Date of Award

12-2014

Document Type

Dissertation

Degree Name

Doctor of Philosophy (PhD)

Legacy Department

Parks, Recreation, and Tourism Management

Advisor

Norman, William

Committee Member

Backman , Sheila

Committee Member

Ramshaw , Gregory

Committee Member

Bridges , William

Abstract

Anticipation is the first travel phase (Clawson & Knetsch, 1966) and consists of the vacation planning process. Tourists may exhibit varying levels of mindfulness during this phase. Mindfulness is associated with analytic decision making through a heightened sensitivity to one's environment and openness to new information (Langer & Moldoveanu, 2000). This study considered the influence that mindfulness during the travel anticipation phase has on: search and choice behaviors, search and choice outcomes, and trip evaluations. Analysis was also conducted to determine if there was a significant influence on the relationships based on the mediating effect of the amount of the trip was planned in advance. Moderation was tested to determine if interactions existed based on whether the tourist selected a destination that was novel, and whether the tourist considered that area to be the primary destination for their trip.
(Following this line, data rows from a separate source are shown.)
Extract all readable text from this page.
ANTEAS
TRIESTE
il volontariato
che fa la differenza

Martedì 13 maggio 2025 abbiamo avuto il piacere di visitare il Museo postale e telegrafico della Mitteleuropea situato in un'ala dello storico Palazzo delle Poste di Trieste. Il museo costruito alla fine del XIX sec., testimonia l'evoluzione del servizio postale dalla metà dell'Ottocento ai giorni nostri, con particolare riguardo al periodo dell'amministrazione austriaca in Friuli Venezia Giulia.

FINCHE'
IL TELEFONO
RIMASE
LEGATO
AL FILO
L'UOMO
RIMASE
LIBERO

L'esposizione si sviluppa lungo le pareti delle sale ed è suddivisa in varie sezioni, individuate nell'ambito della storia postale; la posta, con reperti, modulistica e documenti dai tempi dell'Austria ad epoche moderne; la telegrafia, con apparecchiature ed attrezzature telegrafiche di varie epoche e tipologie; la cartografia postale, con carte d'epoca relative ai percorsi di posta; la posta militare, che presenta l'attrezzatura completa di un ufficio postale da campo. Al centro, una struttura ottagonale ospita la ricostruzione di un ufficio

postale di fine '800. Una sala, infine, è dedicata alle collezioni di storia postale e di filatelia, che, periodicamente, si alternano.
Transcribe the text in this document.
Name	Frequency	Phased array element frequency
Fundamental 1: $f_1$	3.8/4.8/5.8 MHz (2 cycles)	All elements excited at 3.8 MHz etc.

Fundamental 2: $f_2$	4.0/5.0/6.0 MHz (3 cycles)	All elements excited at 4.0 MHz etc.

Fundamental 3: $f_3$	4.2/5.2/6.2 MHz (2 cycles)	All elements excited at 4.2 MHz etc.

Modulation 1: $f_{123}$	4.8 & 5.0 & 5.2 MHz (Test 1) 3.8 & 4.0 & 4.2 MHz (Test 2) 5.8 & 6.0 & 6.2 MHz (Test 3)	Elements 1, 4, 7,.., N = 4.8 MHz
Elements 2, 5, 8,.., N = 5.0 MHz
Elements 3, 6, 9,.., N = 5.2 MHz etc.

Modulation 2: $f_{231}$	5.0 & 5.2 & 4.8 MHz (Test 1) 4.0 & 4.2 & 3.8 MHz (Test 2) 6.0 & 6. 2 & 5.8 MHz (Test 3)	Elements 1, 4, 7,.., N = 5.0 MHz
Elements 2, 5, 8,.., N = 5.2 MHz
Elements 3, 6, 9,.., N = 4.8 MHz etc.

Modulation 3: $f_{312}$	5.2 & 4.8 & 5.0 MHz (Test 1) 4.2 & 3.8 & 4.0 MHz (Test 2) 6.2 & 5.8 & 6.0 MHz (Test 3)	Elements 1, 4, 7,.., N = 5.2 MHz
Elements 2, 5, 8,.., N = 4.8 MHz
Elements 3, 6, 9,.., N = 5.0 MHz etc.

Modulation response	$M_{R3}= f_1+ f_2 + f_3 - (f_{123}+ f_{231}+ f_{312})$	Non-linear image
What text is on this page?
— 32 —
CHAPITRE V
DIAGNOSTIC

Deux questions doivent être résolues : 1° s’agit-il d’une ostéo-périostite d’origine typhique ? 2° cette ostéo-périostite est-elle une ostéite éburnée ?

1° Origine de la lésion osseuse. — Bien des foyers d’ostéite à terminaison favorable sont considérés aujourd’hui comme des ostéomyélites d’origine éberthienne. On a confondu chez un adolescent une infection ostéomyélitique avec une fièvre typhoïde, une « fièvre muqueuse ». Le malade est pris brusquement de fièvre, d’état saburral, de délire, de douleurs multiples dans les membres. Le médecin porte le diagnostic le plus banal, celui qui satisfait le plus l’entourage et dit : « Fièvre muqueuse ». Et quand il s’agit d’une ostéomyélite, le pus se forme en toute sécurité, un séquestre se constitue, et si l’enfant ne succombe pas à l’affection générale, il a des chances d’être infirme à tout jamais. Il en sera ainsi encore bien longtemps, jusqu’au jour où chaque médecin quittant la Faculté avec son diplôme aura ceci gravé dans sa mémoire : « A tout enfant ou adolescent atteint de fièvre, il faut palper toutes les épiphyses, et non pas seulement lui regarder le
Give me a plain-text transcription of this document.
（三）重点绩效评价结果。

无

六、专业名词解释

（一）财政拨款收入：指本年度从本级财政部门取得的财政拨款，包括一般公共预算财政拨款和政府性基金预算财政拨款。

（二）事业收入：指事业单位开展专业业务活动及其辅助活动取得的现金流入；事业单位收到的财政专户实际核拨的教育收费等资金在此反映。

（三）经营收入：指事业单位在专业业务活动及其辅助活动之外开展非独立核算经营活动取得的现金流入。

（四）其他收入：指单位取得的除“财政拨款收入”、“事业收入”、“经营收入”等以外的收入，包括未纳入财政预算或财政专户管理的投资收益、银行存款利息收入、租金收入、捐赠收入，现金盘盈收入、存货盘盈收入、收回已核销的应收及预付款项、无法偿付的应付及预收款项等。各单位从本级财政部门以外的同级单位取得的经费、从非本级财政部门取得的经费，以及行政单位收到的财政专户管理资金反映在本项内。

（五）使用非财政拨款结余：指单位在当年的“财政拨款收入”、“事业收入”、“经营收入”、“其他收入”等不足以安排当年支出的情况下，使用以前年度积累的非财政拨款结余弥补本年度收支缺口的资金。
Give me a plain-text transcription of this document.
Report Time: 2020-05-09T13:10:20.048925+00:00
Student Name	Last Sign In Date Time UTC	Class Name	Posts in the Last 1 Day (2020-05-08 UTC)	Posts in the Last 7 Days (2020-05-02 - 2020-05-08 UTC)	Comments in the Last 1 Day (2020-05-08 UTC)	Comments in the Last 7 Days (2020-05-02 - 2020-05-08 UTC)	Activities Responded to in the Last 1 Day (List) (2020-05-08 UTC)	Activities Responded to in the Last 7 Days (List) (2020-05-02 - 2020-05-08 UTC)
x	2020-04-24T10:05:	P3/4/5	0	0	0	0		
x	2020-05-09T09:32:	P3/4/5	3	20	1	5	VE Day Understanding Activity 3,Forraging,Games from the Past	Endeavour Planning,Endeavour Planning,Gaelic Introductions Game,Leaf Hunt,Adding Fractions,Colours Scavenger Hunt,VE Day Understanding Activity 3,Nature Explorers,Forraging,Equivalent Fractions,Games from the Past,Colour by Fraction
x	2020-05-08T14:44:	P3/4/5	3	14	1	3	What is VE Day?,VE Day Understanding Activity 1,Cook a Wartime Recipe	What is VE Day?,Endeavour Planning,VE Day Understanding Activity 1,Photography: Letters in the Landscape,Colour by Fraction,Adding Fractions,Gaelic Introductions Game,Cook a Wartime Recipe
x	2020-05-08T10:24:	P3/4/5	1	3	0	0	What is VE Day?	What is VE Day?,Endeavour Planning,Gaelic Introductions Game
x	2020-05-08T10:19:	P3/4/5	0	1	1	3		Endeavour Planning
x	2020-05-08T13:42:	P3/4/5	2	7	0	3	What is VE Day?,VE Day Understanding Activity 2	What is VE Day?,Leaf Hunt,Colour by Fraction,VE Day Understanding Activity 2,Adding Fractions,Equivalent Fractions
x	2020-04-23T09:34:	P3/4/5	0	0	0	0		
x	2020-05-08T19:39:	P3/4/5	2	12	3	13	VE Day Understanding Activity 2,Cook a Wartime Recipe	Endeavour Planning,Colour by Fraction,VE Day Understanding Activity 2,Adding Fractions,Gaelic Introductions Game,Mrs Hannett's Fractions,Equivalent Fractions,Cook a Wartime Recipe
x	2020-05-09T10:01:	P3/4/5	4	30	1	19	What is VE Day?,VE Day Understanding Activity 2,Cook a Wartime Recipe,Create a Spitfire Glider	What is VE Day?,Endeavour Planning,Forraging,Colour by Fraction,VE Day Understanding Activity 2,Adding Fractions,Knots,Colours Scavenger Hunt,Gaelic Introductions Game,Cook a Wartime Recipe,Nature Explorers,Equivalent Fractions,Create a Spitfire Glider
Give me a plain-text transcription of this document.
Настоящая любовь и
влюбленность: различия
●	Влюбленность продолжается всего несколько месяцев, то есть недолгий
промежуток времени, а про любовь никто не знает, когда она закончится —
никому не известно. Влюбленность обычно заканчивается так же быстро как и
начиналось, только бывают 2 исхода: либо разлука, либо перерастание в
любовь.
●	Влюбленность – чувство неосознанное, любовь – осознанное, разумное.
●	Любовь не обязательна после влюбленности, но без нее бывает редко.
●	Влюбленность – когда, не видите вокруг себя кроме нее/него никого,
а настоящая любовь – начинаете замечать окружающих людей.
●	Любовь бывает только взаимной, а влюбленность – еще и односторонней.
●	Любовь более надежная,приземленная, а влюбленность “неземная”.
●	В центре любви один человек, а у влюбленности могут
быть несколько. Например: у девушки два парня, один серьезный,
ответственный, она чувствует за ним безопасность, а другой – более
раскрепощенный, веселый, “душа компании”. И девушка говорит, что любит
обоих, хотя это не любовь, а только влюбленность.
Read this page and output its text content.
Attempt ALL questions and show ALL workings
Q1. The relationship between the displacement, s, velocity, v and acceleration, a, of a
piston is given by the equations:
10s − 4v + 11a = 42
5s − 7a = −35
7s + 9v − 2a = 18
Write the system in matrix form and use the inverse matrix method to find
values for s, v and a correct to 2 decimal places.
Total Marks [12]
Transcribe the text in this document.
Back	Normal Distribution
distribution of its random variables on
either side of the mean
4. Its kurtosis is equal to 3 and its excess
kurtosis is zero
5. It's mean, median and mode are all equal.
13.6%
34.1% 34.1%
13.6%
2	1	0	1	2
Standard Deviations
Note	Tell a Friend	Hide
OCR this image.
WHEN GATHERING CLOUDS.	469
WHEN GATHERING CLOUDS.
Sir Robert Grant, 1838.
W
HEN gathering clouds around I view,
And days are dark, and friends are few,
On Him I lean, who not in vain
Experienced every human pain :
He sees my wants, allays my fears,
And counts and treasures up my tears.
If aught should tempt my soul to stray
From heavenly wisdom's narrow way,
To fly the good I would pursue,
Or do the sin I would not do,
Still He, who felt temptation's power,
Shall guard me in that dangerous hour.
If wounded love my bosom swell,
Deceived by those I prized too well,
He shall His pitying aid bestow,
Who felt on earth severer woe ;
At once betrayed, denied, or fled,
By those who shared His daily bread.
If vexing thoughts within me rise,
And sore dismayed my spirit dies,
The results of the analysis found that mindfulness during the travel anticipation phase had significant positive influences on the source variety, the level of enjoyment, the level of confidence, satisfaction, behavioral loyalty, and attitudinal loyalty. Mediation effects found that the amount of the trip that was planned in advance had a significant influence on the relationship between mindfulness and the planning horizon, enjoyment, and satisfaction. Moderating effects were found between mindfulness and attitudinal loyalty for people visiting a novel destination, and between mindfulness and planning horizon for people who were in their primary destination. The study confirmed that mindfulness during the anticipation phase influenced the travel experience.